Dernière étape, les participants écoutaient une bande audio: “Marie et Martin reviennent d’une soirée arrosée dans un bar. Ils s’installent sur le divan et commencent à s’embrasser. Lorsque Martin touche les seins de Marie et commence à essayer de la dévêtir, celle-ci émet de premières réticences. Martin se fait convaincant et s’ensuit un nouvel échange de baisers. Marie énonce de façon de plus en plus claire qu’elle ne veut pas avoir de relation sexuelle avec Martin, mais celui-ci poursuit ses avances”. L’enregistrement s’arrête juste avant que Martin ne viole Marie.
Consentement et culture du viol
S’en suivent des questions: Est-ce qu’elle est consentante ? A quel moment exprime-t-elle son refus d’avoir un rapport sexuel ? Comment auriez-vous fait pour avoir une relation sexuelle avec elle ? Lui auriez-vous menti, proposé un verre, poursuivi le contact physique ? 50% des hommes interrogés ont affirmé pouvoir user de ce genre de stratagèmes, avant de répondre à l’ultime question: “Si vous étiez absolument certain que Marie ne porte jamais plainte et que vous ne soyez jamais poursuivi, quelles seraient les chances d’avoir une relation sexuelle avec Marie alors qu’elle n’est pas d’accord ?”
En posant cette question, le chercheur évoque clairement les éléments constitutifs d’un viol, sans utiliser le mot. Résultat,
30% des 150 participants pourraient commettre un viol et ce pourcentage monte à 60 pour les individus qui adhèrent à la culture du viol et qui ont consommé de l’alcool. Des chiffres qui ont étonné le chercheur: “
Ces questions sont connotées socialement, même si on leur garantit l’anonymat, on peut s’attendre au fait qu’ils ne répondent pas. Pourtant, 30% d’entre eux répondent oui. Cela pose de vraies questions sur le laxisme et la permissivité ambiante sur l’agression sexuelle, de son traitement judiciaire au harcèlement de rue”.

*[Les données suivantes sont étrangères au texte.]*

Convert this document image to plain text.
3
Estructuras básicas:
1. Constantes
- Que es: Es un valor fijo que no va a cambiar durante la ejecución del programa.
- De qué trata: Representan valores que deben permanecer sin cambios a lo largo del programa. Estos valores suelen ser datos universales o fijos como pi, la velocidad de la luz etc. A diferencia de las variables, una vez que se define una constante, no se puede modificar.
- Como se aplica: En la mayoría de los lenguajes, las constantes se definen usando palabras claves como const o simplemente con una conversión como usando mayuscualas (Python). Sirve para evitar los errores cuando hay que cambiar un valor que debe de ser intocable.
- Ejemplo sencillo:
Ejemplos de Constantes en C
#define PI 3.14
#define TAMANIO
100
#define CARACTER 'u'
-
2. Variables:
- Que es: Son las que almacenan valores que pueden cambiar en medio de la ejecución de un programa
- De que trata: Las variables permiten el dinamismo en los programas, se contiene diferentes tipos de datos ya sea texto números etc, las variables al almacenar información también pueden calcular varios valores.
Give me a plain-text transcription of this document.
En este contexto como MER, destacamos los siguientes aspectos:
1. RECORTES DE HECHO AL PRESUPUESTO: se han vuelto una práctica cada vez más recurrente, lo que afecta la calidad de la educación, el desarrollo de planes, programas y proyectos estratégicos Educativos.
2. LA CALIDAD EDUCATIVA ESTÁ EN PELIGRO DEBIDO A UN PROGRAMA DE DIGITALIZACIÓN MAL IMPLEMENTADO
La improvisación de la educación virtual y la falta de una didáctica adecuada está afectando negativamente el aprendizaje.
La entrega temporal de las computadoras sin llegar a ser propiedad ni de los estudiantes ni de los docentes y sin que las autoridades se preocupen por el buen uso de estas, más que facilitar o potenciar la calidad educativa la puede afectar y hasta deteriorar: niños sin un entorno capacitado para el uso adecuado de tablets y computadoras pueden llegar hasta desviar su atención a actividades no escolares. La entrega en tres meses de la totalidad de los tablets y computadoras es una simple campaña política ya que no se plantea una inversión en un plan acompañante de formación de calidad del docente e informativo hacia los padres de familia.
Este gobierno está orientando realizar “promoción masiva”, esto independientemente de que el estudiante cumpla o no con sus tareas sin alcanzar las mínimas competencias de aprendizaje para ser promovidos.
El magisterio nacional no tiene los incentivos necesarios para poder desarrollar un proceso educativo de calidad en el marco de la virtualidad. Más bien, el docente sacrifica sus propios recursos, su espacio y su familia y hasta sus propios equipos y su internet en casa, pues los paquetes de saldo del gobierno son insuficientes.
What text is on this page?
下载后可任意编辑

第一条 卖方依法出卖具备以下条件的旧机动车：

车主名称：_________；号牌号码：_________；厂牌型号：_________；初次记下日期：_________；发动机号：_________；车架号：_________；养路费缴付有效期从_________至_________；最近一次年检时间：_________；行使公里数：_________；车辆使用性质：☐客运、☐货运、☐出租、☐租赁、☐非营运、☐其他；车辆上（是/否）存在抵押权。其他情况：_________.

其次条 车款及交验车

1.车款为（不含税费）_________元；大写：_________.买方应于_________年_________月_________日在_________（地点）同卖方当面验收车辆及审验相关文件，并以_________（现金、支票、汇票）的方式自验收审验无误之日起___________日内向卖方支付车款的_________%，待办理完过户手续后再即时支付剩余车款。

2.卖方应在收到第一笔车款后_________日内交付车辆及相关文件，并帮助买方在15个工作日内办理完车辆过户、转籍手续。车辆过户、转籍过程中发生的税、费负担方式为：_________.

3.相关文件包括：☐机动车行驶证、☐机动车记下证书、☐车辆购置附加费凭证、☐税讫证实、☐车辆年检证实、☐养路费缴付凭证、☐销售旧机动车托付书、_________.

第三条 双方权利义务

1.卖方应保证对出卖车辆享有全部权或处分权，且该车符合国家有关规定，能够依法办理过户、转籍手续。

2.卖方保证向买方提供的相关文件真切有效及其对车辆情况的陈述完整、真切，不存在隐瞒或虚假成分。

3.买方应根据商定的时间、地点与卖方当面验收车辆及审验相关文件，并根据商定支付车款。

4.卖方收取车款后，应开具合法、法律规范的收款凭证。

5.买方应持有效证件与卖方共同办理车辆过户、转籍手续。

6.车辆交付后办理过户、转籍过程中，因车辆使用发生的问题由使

La question utilisée pour ce volet sur le viol a été développée dans les années 1980 par un chercheur et a été très peu utilisée par la suite car considérée comme peu subtile et trop évidente pour que les participants y répondent par l’affirmative. Massil Benbouriche ajoute cette question à son étude en se disant qu’il n’a rien à perdre: “Ce qui est terrifiant c’est que presque 40 ans après la première étude, le résultat est similaire. A l’époque, entre 29 et 33% des participants répondaient oui. C’est très problématique en 2016, cela dit quelque chose sur l’état de la société”.
Le non-rôle de l’alcool
Cette expérience démonte aussi
le mythe du rôle de l’alcool dans une agression sexuelle. D’après Massil Benbouriche, 50% des agressions sexuelles impliquent de l’alcool, chez la victime, l’agresseur ou les deux. C’est pour cette raison qu’il a souhaité étudier son effet sur la perception du consentement sexuel et de l’absence de consentement. L’alcool influe-t-il sur l’utilisation d’une stratégie violente pour avoir des rapports sexuels sans consentement ? Le jeune chercheur répond par la négative:
“Contrairement aux croyances populaires, l’alcool n’a pas d’effet direct sur la perception du consentement et la violence. Sauf sur les gens qui adhèrent à cette culture. Pas chez les autres. Pour eux, la femme tient une part de responsabilité dans son viol. Les stratégies coercitives sont la manière dont les gens peuvent avoir un rapport sans consentement explicite. Ceux qui sont d’accord avec le mythe du viol et qui n’ont pas consommé d’alcool vont faire des promesses, tenter de manipuler, intoxiquer… dans le but d’obtenir un rapport. S’ils ont consommé de l’alcool, ils seront beaucoup plus enclins à utiliser la violence physique pour parvenir à leurs fins et donc commettre un viol”.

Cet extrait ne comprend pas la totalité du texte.